También lo fue al dejar la universidad para seguir a otro poeta, Pier Paolo Pasolini, elegido como maestro y a quien acompañó en el descubrimiento del «oficio» cinematográfico en el set de Accattone, en el que ambos debutaron, uno como director, el otro como aprendiz.
La poesía estuvo presente incluso en los viejos por el mundo, en la búsqueda de un secreto que llevaba dentro y que proyecto en el niño emperador de su «kolossal» sobre la reencarnación de Buda o en los dos niños amigos, obligados luego a crecer como Italia a través del fascismo en Novecento.
En un examen más detenido, muchas de sus películas revelan un punto de vista secretamente infantil o adolescente: tanto en Antes de la revolución (rodada en Parma) y en El Conformista, en los godardianos Socio, Último tango en París y, más tarde The Dreamers, en el inquieto Joe de La Luna, en la chica viajera de Té en el desierto y en la soleada Lucy de Yo bailo solo, hasta el adolescente Lorenzo en su última película , Tú y yo de 2012.

Evidentemente hay excepciones, cuando Bertolucci mira las transformaciones de su país con un ojo desencantado entre La estrategia de la araña, la otra cara de El conformista; La tragedia de un hombre ridículo, el pensativo Asedio, que es quizás su última y verdadera obra maestra.

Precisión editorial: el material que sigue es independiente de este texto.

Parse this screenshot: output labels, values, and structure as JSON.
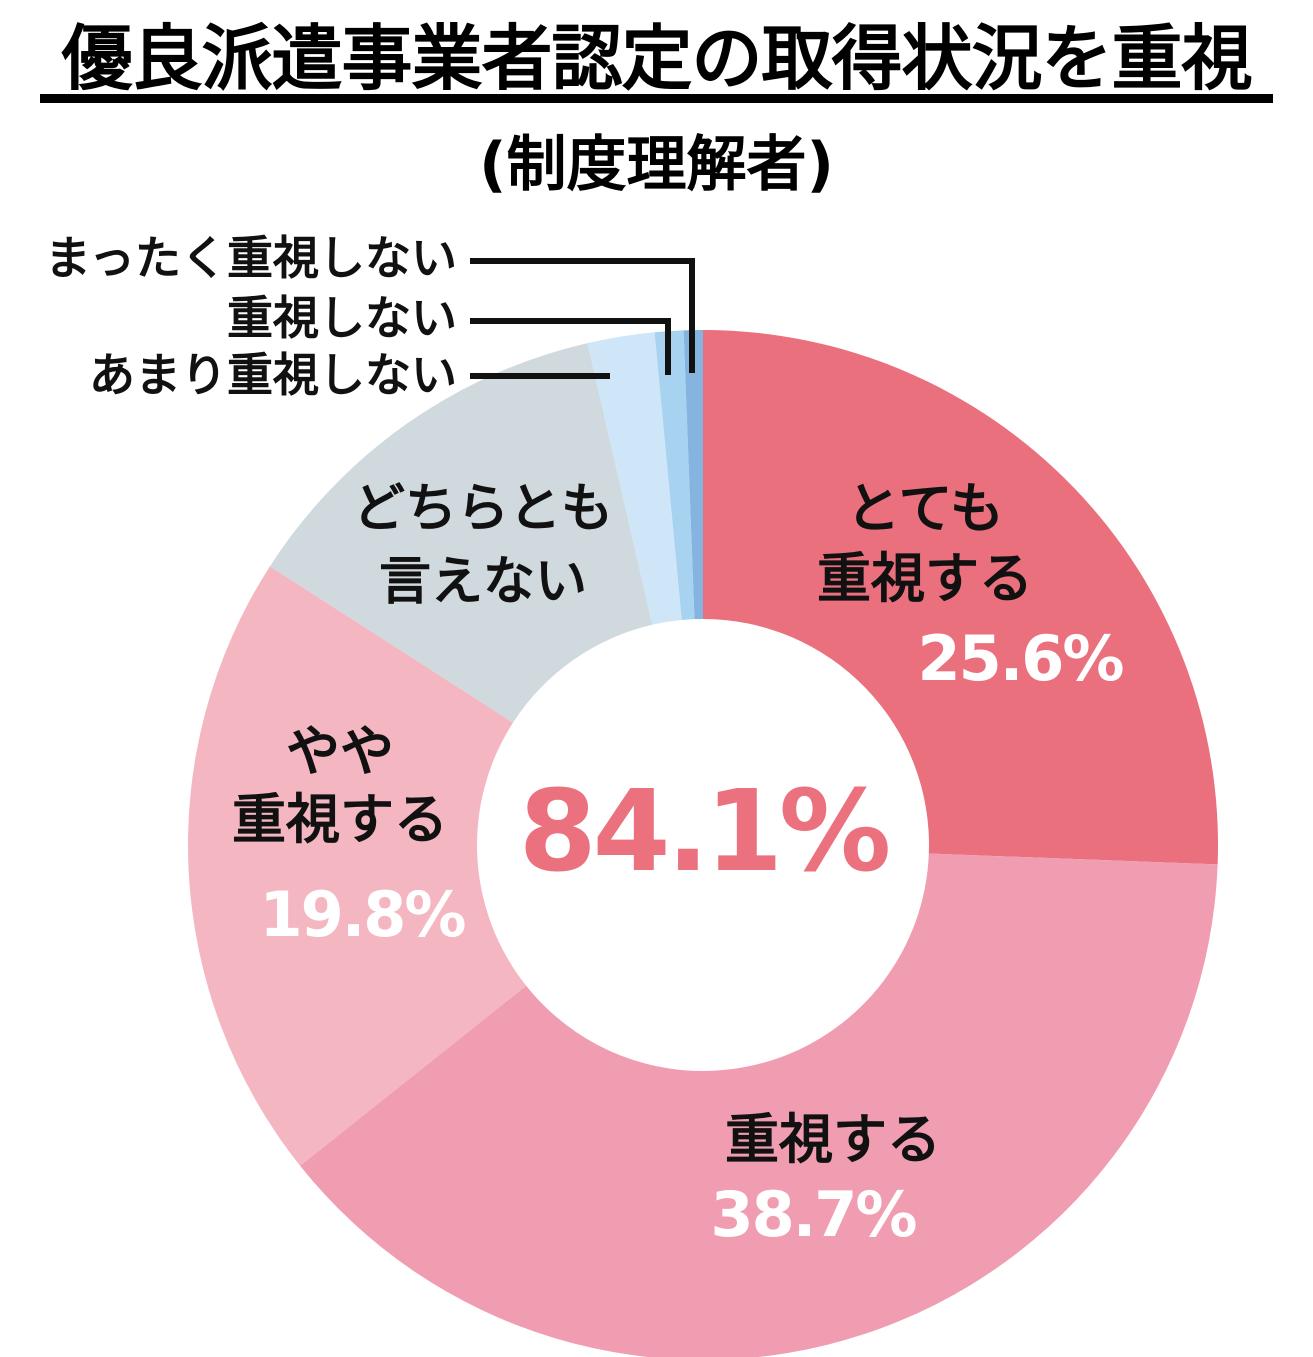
{
  "title": "優良派遣事業者認定の取得状況を重視",
  "subtitle": "(制度理解者)",
  "styles": {
    "center_value_color": "#ec717f",
    "label_color": "#111111",
    "callout_line_color": "#111111",
    "background": "#ffffff"
  },
  "chart_data": {
    "type": "pie",
    "donut": true,
    "title": "優良派遣事業者認定の取得状況を重視",
    "subtitle": "(制度理解者)",
    "legend_position": "none",
    "start_angle_deg": -90,
    "direction": "clockwise",
    "center_label": "84.1%",
    "center_label_meaning": "とても重視する+重視する+やや重視するの合計",
    "segments": [
      {
        "label": "とても重視する",
        "display_label": "とても\n重視する",
        "value": 25.6,
        "pct_label": "25.6%",
        "color": "#e9707c"
      },
      {
        "label": "重視する",
        "display_label": "重視する",
        "value": 38.7,
        "pct_label": "38.7%",
        "color": "#f09db1"
      },
      {
        "label": "やや重視する",
        "display_label": "やや\n重視する",
        "value": 19.8,
        "pct_label": "19.8%",
        "color": "#f4b6c1"
      },
      {
        "label": "どちらとも言えない",
        "display_label": "どちらとも\n言えない",
        "value": 12.3,
        "pct_label": "",
        "color": "#cfd9de"
      },
      {
        "label": "あまり重視しない",
        "display_label": "",
        "value": 2.1,
        "pct_label": "",
        "color": "#cfe6f8"
      },
      {
        "label": "重視しない",
        "display_label": "",
        "value": 0.9,
        "pct_label": "",
        "color": "#a8d3f0"
      },
      {
        "label": "まったく重視しない",
        "display_label": "",
        "value": 0.6,
        "pct_label": "",
        "color": "#85b4e0"
      }
    ]
  }
}
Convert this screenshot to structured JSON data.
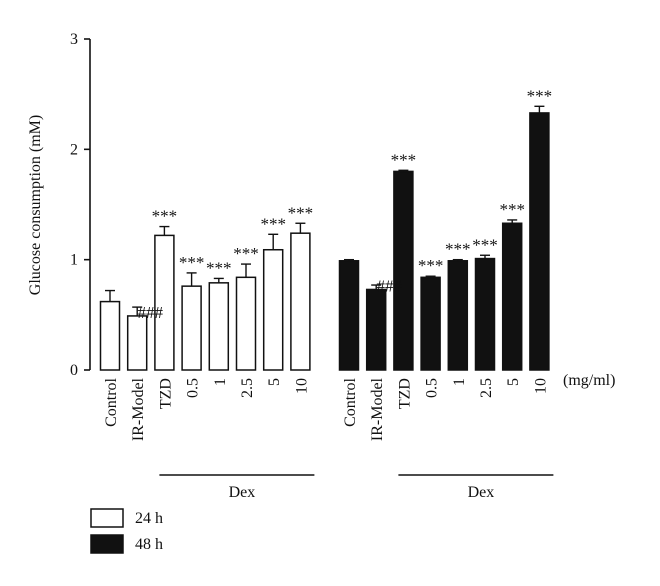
{
  "chart_data": {
    "type": "bar",
    "ylabel": "Glucose consumption (mM)",
    "ylim": [
      0,
      3
    ],
    "yticks": [
      "0",
      "1",
      "2",
      "3"
    ],
    "unit_label": "(mg/ml)",
    "group_label": "Dex",
    "categories": [
      "Control",
      "IR-Model",
      "TZD",
      "0.5",
      "1",
      "2.5",
      "5",
      "10"
    ],
    "series": [
      {
        "name": "24 h",
        "color": "#ffffff",
        "values": [
          0.62,
          0.49,
          1.22,
          0.76,
          0.79,
          0.84,
          1.09,
          1.24
        ],
        "errors": [
          0.1,
          0.08,
          0.08,
          0.12,
          0.04,
          0.12,
          0.14,
          0.09
        ],
        "annotations": [
          "",
          "###",
          "***",
          "***",
          "***",
          "***",
          "***",
          "***"
        ]
      },
      {
        "name": "48 h",
        "color": "#111111",
        "values": [
          0.99,
          0.73,
          1.8,
          0.84,
          0.99,
          1.01,
          1.33,
          2.33
        ],
        "errors": [
          0.01,
          0.04,
          0.01,
          0.01,
          0.01,
          0.03,
          0.03,
          0.06
        ],
        "annotations": [
          "",
          "###",
          "***",
          "***",
          "***",
          "***",
          "***",
          "***"
        ]
      }
    ],
    "legend_position": "bottom-left"
  }
}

El deseo que deja Bertolucci en las páginas de su libro es precisamente que el cine italiano recupera pronto su madurez, que vaya de la mano de una constante estatura internacional, pero en la que no se menoscaben las dos fortalezas de su obra: la luz del asombro de la mirada de un niño la mirada y la fuerza consciente de las propias raíces.
La última mención de su título honorífico lo devuelve a su verdadero mundo incluso hoy.
«Parma y las tierras bajas y colinas que la rodean -leemos- han aparecido en muchas de sus películas, desde Antes de la revolución en adelante, testificando el profundo vínculo que ha mantenido Bernardo Bertolucci con sus lugares de origen».